Release note draft, feedback appreciated! ## pam-ssh-add: Fix insecure killing of session ssh-agent [CVE-2024-6126] The [`pam_env` PAM module](https://man7.org/linux/man-pages/man8/pam_env.8.html) has a (deprecated) `user_readenv` option. Some distributions like Debian or Ubuntu enable this option by default, so Cockpit's PAM config in `/etc/pam.d/cockpit` enables it as well there. It's also possible to manually enable that option in other distributions such as Fedora or Red Hat Enterprise Linux. Cockpit's own `pam_ssh_add` module had a vulnerability when `user_readenv` is enabled. A local authenticated user could craft a `~/.pam_environment` file which would kill an arbitrary process on the system with root privileges when logging out of a Cockpit session. This could cause a Denial of Service. Version 320 fixes this problem. This is tracked as [CVE-2024-2947](https://www.cve.org/CVERecord?id=CVE-2024-2947). If you need to backport this to older cockpit versions, you can apply the [upstream patch](https://github.com/cockpit-project/cockpit/commit/XXXTODO). If you cannot install the new version or the patch, and you have potentially malicious local user on a system running Cockpit, you can mitigate this vulnerability by removing the `user_readenv=1` option from the `pam_env.so` line in `/etc/pam.d/cockpit`. This will disable reading any extra environment variables in user's `~/.pam_environment` files; the most common use of that is to set a local different from the system default. Many thanks to Paolo Perego <paolo.perego> for discovering, and Luna Dragon <luna.dragon> for reporting this issue!
(In reply to Martin Pitt from comment #37) > Subscribing Jelle, as he will review the upstream PR tomorrow. Jelle, this > already went through around 5 rounds of reviews with the reporters and Lis. > But please have a look at the patch and let's discuss questions/suggestions > here. > > So far the plan is that I'll propose an upstream PR tomorrow with this patch > (preferably around European morning), which we should land immediately, then > cut a new release and do a blog post, and I'll update the Debian packages. > Paolo, Luna, are you all set for a patched OpenSUSE release tomorrow? Do you > want to do the publishing at a particular hour? (I don't think it's that > important to time it that precisely, but as reporters you have the last word > on that). hi, can you give me a heads up just before you do this? I'd like to time pr's for older products where we don't have the freedom to update cockpit and then pull in the new release into everything else
Luna: Sure! Does 09:00 UTC / 11:00 CEST work for you? Also, I really don't mind if you make this public earlier than upstream, so just go ahead.
hi, 9:00 utc works for me.
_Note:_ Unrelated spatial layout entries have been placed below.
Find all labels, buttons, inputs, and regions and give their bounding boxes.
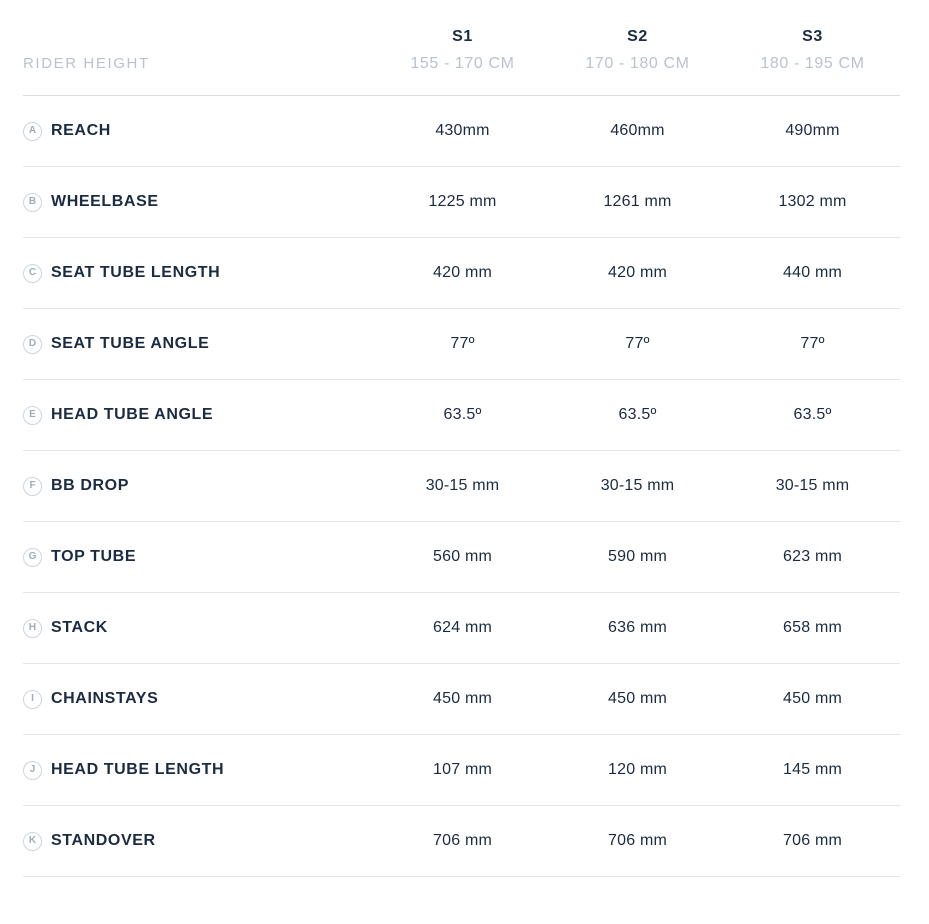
value-cell-s3: 63.5º — [793, 406, 832, 423]
size-column-header-s3: S3 180 - 195 CM — [725, 28, 900, 73]
row-label-cell: B WHEELBASE — [23, 192, 375, 212]
row-label-cell: H STACK — [23, 618, 375, 638]
value-cell-s1: 1225 mm — [428, 193, 497, 210]
rider-height-label: RIDER HEIGHT — [23, 55, 150, 72]
value-cell-s3: 77º — [800, 335, 825, 352]
row-label-cell: A REACH — [23, 121, 375, 141]
value-cell-s2: 460mm — [610, 122, 665, 139]
table-row: K STANDOVER 706 mm 706 mm 706 mm — [23, 806, 900, 877]
row-label-cell: G TOP TUBE — [23, 547, 375, 567]
value-cell-s2: 420 mm — [608, 264, 667, 281]
size-range: 170 - 180 CM — [585, 55, 690, 72]
row-letter-badge: B — [23, 192, 42, 212]
table-row: I CHAINSTAYS 450 mm 450 mm 450 mm — [23, 664, 900, 735]
row-label: HEAD TUBE LENGTH — [51, 761, 225, 778]
value-cell-s3: 440 mm — [783, 264, 842, 281]
row-letter-badge: F — [23, 476, 42, 496]
value-cell-s1: 430mm — [435, 122, 490, 139]
value-cell-s2: 63.5º — [618, 406, 657, 423]
row-label-cell: D SEAT TUBE ANGLE — [23, 334, 375, 354]
row-letter-badge: K — [23, 831, 42, 851]
row-label-cell: C SEAT TUBE LENGTH — [23, 263, 375, 283]
row-letter-badge: J — [23, 760, 42, 780]
row-letter-badge: A — [23, 121, 42, 141]
row-letter-badge: E — [23, 405, 42, 425]
value-cell-s1: 420 mm — [433, 264, 492, 281]
value-cell-s2: 30-15 mm — [600, 477, 675, 494]
row-label: SEAT TUBE LENGTH — [51, 264, 221, 281]
value-cell-s1: 706 mm — [433, 832, 492, 849]
value-cell-s3: 490mm — [785, 122, 840, 139]
value-cell-s3: 145 mm — [783, 761, 842, 778]
size-range: 155 - 170 CM — [410, 55, 515, 72]
size-range: 180 - 195 CM — [760, 55, 865, 72]
value-cell-s3: 658 mm — [783, 619, 842, 636]
value-cell-s2: 706 mm — [608, 832, 667, 849]
table-header-row: RIDER HEIGHT S1 155 - 170 CM S2 170 - 18… — [23, 0, 900, 96]
value-cell-s2: 590 mm — [608, 548, 667, 565]
table-row: G TOP TUBE 560 mm 590 mm 623 mm — [23, 522, 900, 593]
size-column-header-s2: S2 170 - 180 CM — [550, 28, 725, 73]
table-row: D SEAT TUBE ANGLE 77º 77º 77º — [23, 309, 900, 380]
row-label-cell: I CHAINSTAYS — [23, 689, 375, 709]
table-row: B WHEELBASE 1225 mm 1261 mm 1302 mm — [23, 167, 900, 238]
table-row: F BB DROP 30-15 mm 30-15 mm 30-15 mm — [23, 451, 900, 522]
row-letter-badge: H — [23, 618, 42, 638]
value-cell-s2: 1261 mm — [603, 193, 672, 210]
value-cell-s1: 107 mm — [433, 761, 492, 778]
value-cell-s1: 30-15 mm — [425, 477, 500, 494]
row-letter-badge: G — [23, 547, 42, 567]
value-cell-s2: 77º — [625, 335, 650, 352]
row-label: TOP TUBE — [51, 548, 137, 565]
size-name: S2 — [627, 28, 648, 45]
table-row: C SEAT TUBE LENGTH 420 mm 420 mm 440 mm — [23, 238, 900, 309]
value-cell-s1: 63.5º — [443, 406, 482, 423]
value-cell-s3: 623 mm — [783, 548, 842, 565]
value-cell-s1: 77º — [450, 335, 475, 352]
row-label: CHAINSTAYS — [51, 690, 159, 707]
size-column-header-s1: S1 155 - 170 CM — [375, 28, 550, 73]
row-label: SEAT TUBE ANGLE — [51, 335, 210, 352]
value-cell-s1: 624 mm — [433, 619, 492, 636]
row-label: STANDOVER — [51, 832, 156, 849]
row-label-cell: F BB DROP — [23, 476, 375, 496]
value-cell-s3: 1302 mm — [778, 193, 847, 210]
row-label: HEAD TUBE ANGLE — [51, 406, 214, 423]
value-cell-s2: 120 mm — [608, 761, 667, 778]
row-label-cell: J HEAD TUBE LENGTH — [23, 760, 375, 780]
value-cell-s1: 560 mm — [433, 548, 492, 565]
size-name: S1 — [452, 28, 473, 45]
table-row: E HEAD TUBE ANGLE 63.5º 63.5º 63.5º — [23, 380, 900, 451]
row-label: WHEELBASE — [51, 193, 159, 210]
row-label-cell: E HEAD TUBE ANGLE — [23, 405, 375, 425]
value-cell-s3: 450 mm — [783, 690, 842, 707]
table-row: J HEAD TUBE LENGTH 107 mm 120 mm 145 mm — [23, 735, 900, 806]
value-cell-s2: 636 mm — [608, 619, 667, 636]
value-cell-s2: 450 mm — [608, 690, 667, 707]
row-label: STACK — [51, 619, 108, 636]
row-label: BB DROP — [51, 477, 129, 494]
value-cell-s3: 706 mm — [783, 832, 842, 849]
geometry-table: RIDER HEIGHT S1 155 - 170 CM S2 170 - 18… — [23, 0, 900, 877]
table-row: A REACH 430mm 460mm 490mm — [23, 96, 900, 167]
row-letter-badge: D — [23, 334, 42, 354]
value-cell-s3: 30-15 mm — [775, 477, 850, 494]
table-row: H STACK 624 mm 636 mm 658 mm — [23, 593, 900, 664]
value-cell-s1: 450 mm — [433, 690, 492, 707]
row-label-cell: K STANDOVER — [23, 831, 375, 851]
row-letter-badge: C — [23, 263, 42, 283]
size-name: S3 — [802, 28, 823, 45]
row-letter-badge: I — [23, 689, 42, 709]
row-label: REACH — [51, 122, 111, 139]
I'll push a fix to everything we can't update and I'll update the rest when the new release is made
9 utc works for me as well. Thank you for constant update and all the effort spent in coordinating and mitigation. Release note is ok to me. Kudos
Embargo is lifted. I sent https://github.com/cockpit-project/cockpit/pull/20698 with the upstream patch, and will see to land and release it quickly. I asked @ahanwate to make this bug public, as I can't. Thanks everyone, nice work together!
FEDORA-2024-9eb3674b7c (cockpit-320-1.fc39) has been submitted as an update to Fedora 39. https://bodhi.fedoraproject.org/updates/FEDORA-2024-9eb3674b7c
Also fixed in Fedora 40: https://bodhi.fedoraproject.org/updates/FEDORA-2024-d8bbe82ac1
FEDORA-2024-9eb3674b7c (cockpit-320-1.fc39) has been pushed to the Fedora 39 stable repository. If problem still persists, please make note of it in this bug report.